After his studies, Coetsee taught in Kirkwood for three and a half years. When he started to lose his hearing, he left teaching and went onto a specialist division at the then Department of Education, Arts and Science in Pretoria – the Language Service Bureau. There he did translation work, language guidance and editing, mainly in Afrikaans. “Seventeen years later, I came and did in Stellenbosch what I’d actually already wanted to do as a student – I became co-editor at the Woordeboek van die Afrikaanse Taal, the WAT.”
Coetsee retired from the WAT in 1985; he has been a pensioner for 32 years now. With Part 14 of the dictionary in his hand, he says, “I’ll have you know that a lot of sweat went into this book”. According to Coetsee, a Dutchman by the name of Joseph Scaliger wrote in 1597 that “if someone were to deserve the most severe punishment, do not throw him in prison or send him to the mines, no, let him write dictionaries, because in this one activity are compressed all possible torments of the human spirit”.

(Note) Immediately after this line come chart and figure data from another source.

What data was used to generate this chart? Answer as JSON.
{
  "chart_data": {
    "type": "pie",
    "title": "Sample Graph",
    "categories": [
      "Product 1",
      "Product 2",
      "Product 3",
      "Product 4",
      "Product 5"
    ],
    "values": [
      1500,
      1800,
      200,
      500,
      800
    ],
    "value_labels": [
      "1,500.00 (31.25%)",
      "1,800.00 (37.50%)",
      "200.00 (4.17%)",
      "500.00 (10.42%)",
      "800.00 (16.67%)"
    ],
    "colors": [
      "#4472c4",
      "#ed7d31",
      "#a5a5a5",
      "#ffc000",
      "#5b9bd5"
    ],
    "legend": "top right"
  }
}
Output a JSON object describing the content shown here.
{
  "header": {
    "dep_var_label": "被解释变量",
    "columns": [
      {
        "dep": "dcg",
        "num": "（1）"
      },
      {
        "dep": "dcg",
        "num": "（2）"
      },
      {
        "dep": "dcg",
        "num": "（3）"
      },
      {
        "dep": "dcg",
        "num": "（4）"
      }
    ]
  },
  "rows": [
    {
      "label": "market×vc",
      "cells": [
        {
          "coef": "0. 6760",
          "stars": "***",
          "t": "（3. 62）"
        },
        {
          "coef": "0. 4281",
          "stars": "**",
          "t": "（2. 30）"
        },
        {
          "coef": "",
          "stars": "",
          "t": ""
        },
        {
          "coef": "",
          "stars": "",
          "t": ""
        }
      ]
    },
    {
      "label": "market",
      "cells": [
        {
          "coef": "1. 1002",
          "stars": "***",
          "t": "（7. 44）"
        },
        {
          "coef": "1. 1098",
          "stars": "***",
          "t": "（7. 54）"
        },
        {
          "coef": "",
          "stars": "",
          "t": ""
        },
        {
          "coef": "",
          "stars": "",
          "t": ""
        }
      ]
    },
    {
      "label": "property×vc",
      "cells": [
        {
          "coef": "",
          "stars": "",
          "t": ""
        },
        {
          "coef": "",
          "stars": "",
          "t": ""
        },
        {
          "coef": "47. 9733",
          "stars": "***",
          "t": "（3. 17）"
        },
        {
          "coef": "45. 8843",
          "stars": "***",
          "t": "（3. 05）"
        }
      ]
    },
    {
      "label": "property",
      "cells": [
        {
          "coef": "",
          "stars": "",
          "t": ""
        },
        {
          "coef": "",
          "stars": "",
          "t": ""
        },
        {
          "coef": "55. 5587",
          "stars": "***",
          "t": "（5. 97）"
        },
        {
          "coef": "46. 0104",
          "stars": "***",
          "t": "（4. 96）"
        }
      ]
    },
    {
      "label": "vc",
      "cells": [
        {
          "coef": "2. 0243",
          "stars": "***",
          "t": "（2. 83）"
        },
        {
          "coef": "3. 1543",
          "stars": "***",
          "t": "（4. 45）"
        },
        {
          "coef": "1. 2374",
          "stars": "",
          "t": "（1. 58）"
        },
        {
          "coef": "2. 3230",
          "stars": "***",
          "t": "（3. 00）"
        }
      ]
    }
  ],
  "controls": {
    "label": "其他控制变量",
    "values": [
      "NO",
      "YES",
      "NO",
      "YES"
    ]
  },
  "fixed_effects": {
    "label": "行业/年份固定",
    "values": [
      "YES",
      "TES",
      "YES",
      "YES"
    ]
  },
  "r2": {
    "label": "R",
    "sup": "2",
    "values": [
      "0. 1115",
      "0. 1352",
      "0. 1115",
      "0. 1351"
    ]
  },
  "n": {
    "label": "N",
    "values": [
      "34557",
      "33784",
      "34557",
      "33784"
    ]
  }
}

According to his daughter, Coetsee is a positive person and he never stops learning. “He’s a walking encyclopedia. When someone in the family doesn’t know something, we simply phone him.” Coetsee dedicated his entire life to Afrikaans and it saddens him to see the way that Afrikaans is going. He does not think that the process cannot be reversed; it can, he says, be halted if everyone who cares for the language does her or his duty. His motto: “Be honest and treat your fellow human beings with respect.” A university is, to Coetsee, an after-school institution where information, insights and skills are transferred to less knowledgeable persons. “Dedicate yourself to your studies and the rest is incidental.”